Per il realizzarsi della fattispecie acquisitiva  è certamente importante, dunque, il tempo ma, ancora di più, l’atteggiamento, rispetto al bene, che si intende usucapire:  esso deve essere tale da esprimere chiaramente  il  potere di fatto esercitato sul bene, ossia  una inequivocabile signoria sulla cosa.
Il possesso non deve essere stato acquisito in modo violento o clandestino, deve essere connotato dalla continuità da porsi in relazione con la destinazione del bene che ne forma oggetto.
È importante ricordare, soprattutto per quanto riguarda le ipotesi di usucapione di un bene condominiale, che, nell’accertamento della continuità del possesso, è possibile il ricorso alla presunzione ex art. 1142 CC, secondo cui “il possessore attuale che ha posseduto in tempo più remoto, si presume che abbia posseduto nel tempo intermedio” salvo l’ipotesi in cui sia dimostrato, da chi subisce l’usucapione, che l’attività sul bene, da parte del possessore attuale, sia esercitato nell’ambito dell’altrui tolleranza o per la esistenza di una causa di interruzione; quest’ultima può essere rappresentata dal comportamento del possessore che riveli, in modo non equivoco, la volontà di attribuire il diritto reale al suo titolare, non essendo, invece, sufficiente la consapevolezza dell’altrui proprietà (v. Cass. 25250/2006; Cass. 2319/2010).
Sotto tale profilo, sono idonee, ai fini dell’effetto interruttivo del tempo necessario ad usucapire, ad esempio, le trattative per l’acquisto del bene (v. giurisprudenza appena citata ma anche  Cass. 17858/2008) reputate, al contrario, insufficienti da altro filone giurisprudenziale (Cass. 1723/2014) sulla base della considerazione che esse non assumerebbero un significato inequivoco circa l’attribuzione del bene, oggetto di usucapione, al titolare del diritto, ben potendo, dette trattative, essere state sviluppate per evitare le lungaggini del processo (così Cass. 1723/2014 citata).
Sono idonei ad interrompere il decorso del tempo utile per l’usucapione, gli atti giudiziali (es. citazione per il recupero del bene) ma non le lettere di diffida o messa in mora (Cass. 1599/2011;Cass. 9682/2014).
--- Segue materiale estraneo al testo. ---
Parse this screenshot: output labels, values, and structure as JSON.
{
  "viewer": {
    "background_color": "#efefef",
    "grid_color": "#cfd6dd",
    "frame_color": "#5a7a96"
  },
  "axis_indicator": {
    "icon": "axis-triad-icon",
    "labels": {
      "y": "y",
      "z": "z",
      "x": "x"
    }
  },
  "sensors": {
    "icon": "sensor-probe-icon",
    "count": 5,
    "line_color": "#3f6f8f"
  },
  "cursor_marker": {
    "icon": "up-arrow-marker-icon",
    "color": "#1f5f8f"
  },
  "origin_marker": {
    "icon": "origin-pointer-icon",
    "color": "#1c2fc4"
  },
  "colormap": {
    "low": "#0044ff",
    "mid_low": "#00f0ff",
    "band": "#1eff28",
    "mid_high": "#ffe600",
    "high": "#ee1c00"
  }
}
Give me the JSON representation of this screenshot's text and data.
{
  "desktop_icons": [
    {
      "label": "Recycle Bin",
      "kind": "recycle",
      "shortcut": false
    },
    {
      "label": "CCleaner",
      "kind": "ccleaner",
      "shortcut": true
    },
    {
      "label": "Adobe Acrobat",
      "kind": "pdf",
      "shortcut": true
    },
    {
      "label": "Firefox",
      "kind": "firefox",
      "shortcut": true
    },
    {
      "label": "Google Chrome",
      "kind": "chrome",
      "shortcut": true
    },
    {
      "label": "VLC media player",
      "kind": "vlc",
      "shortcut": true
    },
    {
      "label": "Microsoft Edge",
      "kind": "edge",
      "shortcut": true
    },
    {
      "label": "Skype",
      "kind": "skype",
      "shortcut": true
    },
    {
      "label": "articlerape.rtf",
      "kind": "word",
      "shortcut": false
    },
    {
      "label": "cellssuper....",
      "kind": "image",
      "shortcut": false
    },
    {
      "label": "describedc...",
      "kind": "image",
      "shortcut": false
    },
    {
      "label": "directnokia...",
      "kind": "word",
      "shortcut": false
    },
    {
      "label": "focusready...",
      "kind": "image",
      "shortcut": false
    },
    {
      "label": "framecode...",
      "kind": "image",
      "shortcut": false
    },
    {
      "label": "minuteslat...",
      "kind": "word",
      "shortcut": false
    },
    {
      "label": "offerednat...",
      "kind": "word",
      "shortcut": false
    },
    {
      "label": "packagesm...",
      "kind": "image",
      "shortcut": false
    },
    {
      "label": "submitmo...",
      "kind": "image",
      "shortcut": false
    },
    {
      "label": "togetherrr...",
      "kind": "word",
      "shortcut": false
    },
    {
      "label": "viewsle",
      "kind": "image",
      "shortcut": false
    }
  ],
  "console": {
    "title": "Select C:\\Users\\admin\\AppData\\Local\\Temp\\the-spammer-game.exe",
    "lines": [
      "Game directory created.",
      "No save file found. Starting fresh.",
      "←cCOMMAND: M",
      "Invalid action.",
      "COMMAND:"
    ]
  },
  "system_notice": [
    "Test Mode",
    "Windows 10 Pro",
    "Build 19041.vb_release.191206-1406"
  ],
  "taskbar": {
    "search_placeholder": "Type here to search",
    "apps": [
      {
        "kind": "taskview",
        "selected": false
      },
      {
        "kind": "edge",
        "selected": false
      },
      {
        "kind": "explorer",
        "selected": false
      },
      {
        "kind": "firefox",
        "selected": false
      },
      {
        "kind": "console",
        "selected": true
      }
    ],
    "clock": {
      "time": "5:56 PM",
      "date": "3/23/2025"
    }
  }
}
Corpus ed animus sono in definitiva le due essenziali componenti del possesso, o meglio, i due elementi costitutivi, il primo identificato, per l’appunto nel comportamento del soggetto che agisce svolgendo una attività corrispondente all’esercizio della proprietà o di altro diritto reale, il secondo, invece, identificato nella intenzione di tenere la cosa come proprietario o come titolare di un diritto reale.
Per la configurabilità dell’animus possidendi, non è richiesta la convinzione di essere proprietario (o titolare di altro diritto reale sulla cosa), bensì la intenzione di comportarsi come tale, esercitando i corrispondenti poteri mentre la buona fede non è requisito del possesso utile ai fini della usucapione (ex multis v. Cass. 14092/2010; Cass. 17488/2014).
Abbiamo voluto richiamare i suddetti principi di carattere generale perché essi costituiscono la condizione per ottenere una sentenza di usucapione tanto nella ipotesi classica del possessore di un bene altrui quanto nella ipotesi del possessore di un bene comune ( ipotesi di cui qui si discute)
All’interrogativo posto all’inizio del presente elaborato, deve darsi risposta positiva a condizione della sussistenza delle suddette condizioni. 
Purtuttavia, occorre rilevare che la particolare posizione del Condomino, che è comproprietario del bene comune che si intende usucapire, postula un quid pluris non essendo sufficiente il mero godimento esclusivo della cosa comune, potendo questo derivare dalla condizione di composessore del bene accompagnata dalla tolleranza degli altri Condomini che vantano pari diritti sulla cosa.
Trattasi di una situazione equivoca inidonea a manifestare una signoria piena ed esclusiva richiesta per il possesso ad usucapionem.
Ecco, allora il motivo per cui, nella giurisprudenza di legittimità e di merito, si afferma costantemente che la manifestazione del dominio esclusivo sulla cosa da parte dell’interessato, deve essere caratterizzata “da una attività apertamente contrastante ed inoppugnabilmente incompatibile con il possesso altrui” la cui prova rigorosa deve essere data proprio dal Condomino che invoca l’usucapione di un bene comune”.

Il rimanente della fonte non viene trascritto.